It’s one of our favourite habits, but those who enjoy a daily cup of coffee may not be aware of its very significant downside. Each year billions of non-biodegradable coffee cups, lids and disposable pods pile up in landfill, creating a growing environmental issue.

Australians use an estimated one billion disposable coffee cups annually, but these cups are not recyclable in most states. Moreover, Australians spent more than 215 million dollars on coffee pods in 2015, but the convenient capsules are not biodegradable because of the combination of plastics and aluminium with organic matter inside.

And so a growing number of social entrepreneurs are getting creative to raise awareness and inspire coffee lovers to reduce the impact they have on our planet. Others are channelling the funds consumers pay for their daily roast towards a range of social projects.

Melbourne-based social entrepreneur Soula Thuring has taken the direct approach, selling biodegradable coffee cups with an additional Enviro-Grow Kit which turns the used cup into a plant. Thuring says she came up with the idea for her kits when she learned just how many takeaway cups in Australia are wasted every year.

Also, recently Melbourne-based coffee startup Pod & Parcel began to put its coffee in biodegradable coffee pods to be used in Nespresso machines.

However, cups and pods aren’t the only problems associated with coffee consumption. The many tonnes of used coffee grounds also have an impact. When organic waste breaks down in an anaerobic environment such as a landfill site, it releases methane – a far more harmful greenhouse gas than carbon dioxide.

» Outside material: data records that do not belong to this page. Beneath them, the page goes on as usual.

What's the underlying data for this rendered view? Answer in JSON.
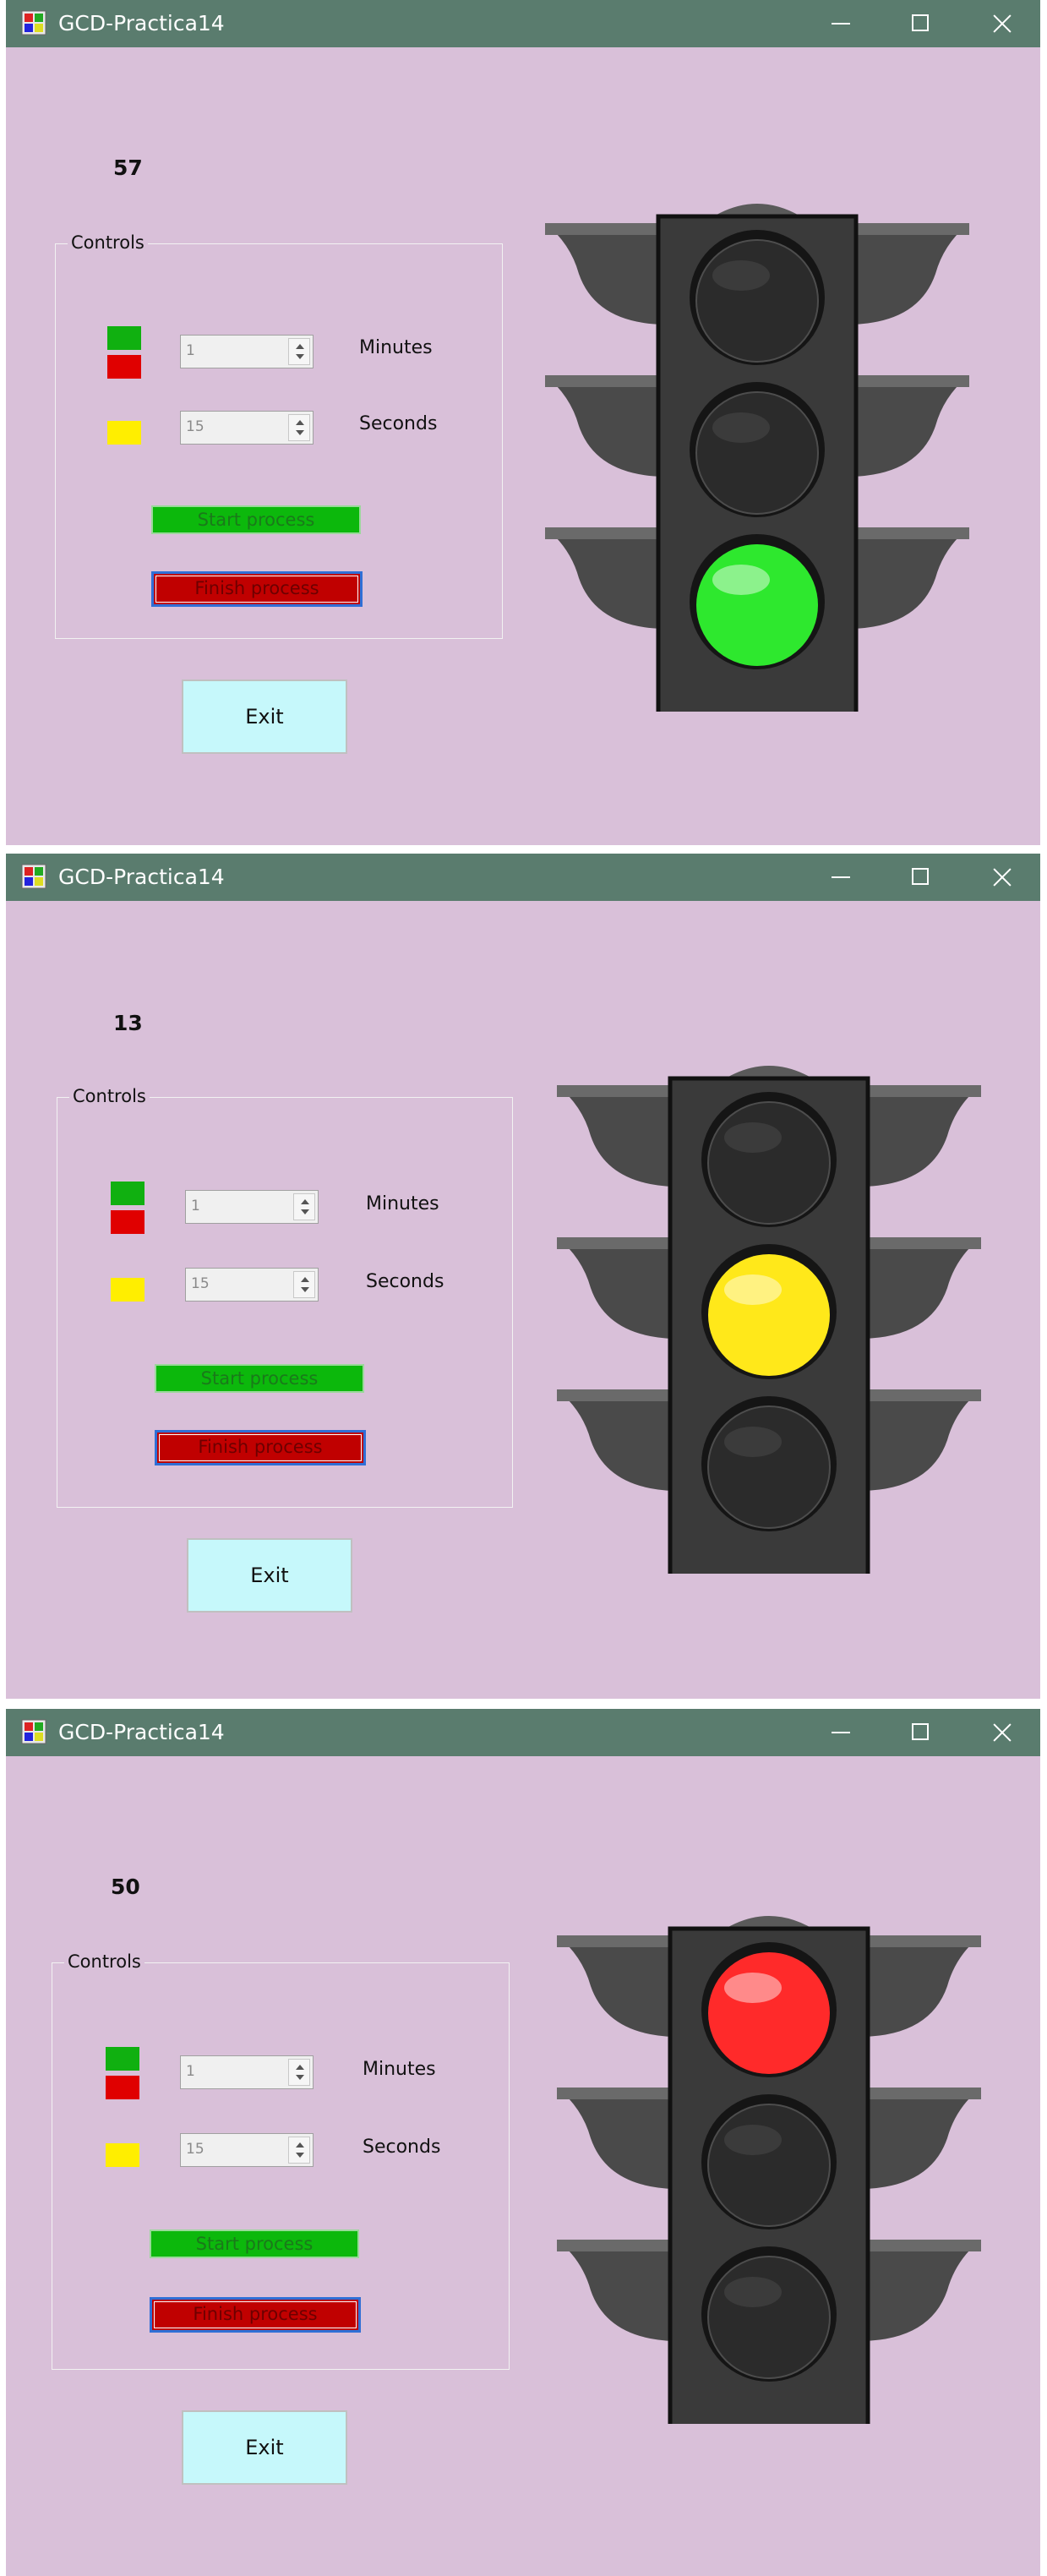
{
  "windows": [
    {
      "title": "GCD-Practica14",
      "counter": "57",
      "groupbox_label": "Controls",
      "minutes_value": "1",
      "minutes_label": "Minutes",
      "seconds_value": "15",
      "seconds_label": "Seconds",
      "start_label": "Start process",
      "finish_label": "Finish process",
      "exit_label": "Exit",
      "active_light": "green"
    },
    {
      "title": "GCD-Practica14",
      "counter": "13",
      "groupbox_label": "Controls",
      "minutes_value": "1",
      "minutes_label": "Minutes",
      "seconds_value": "15",
      "seconds_label": "Seconds",
      "start_label": "Start process",
      "finish_label": "Finish process",
      "exit_label": "Exit",
      "active_light": "yellow"
    },
    {
      "title": "GCD-Practica14",
      "counter": "50",
      "groupbox_label": "Controls",
      "minutes_value": "1",
      "minutes_label": "Minutes",
      "seconds_value": "15",
      "seconds_label": "Seconds",
      "start_label": "Start process",
      "finish_label": "Finish process",
      "exit_label": "Exit",
      "active_light": "red"
    }
  ],
  "colors": {
    "titlebar": "#5a7c6e",
    "window_bg": "#d9c0d9",
    "swatch_green": "#10b010",
    "swatch_red": "#e00000",
    "swatch_yellow": "#ffee00",
    "light_off": "#2b2b2b",
    "light_green": "#2ee82e",
    "light_yellow": "#ffe81a",
    "light_red": "#ff2a2a"
  }
}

In 2015, friends Ryan Creed and Julian Mitchell set out to solve this problem by founding Western Australia’s first urban mushroom farm in Fremantle, using waste coffee grounds to grow gourmet oyster mushrooms. Their company Life Cykel has since diverted more than 10 tonnes of coffee waste from landfill and grown more than 1,600kg of mushrooms.

Life Cykel is now building partnerships with a range of organisations such as Virgin Airlines, which supplies the coffee grounds from its airport business lounge and New Zealand’s Abilities Group, which provides meaningful work to people with disabilities.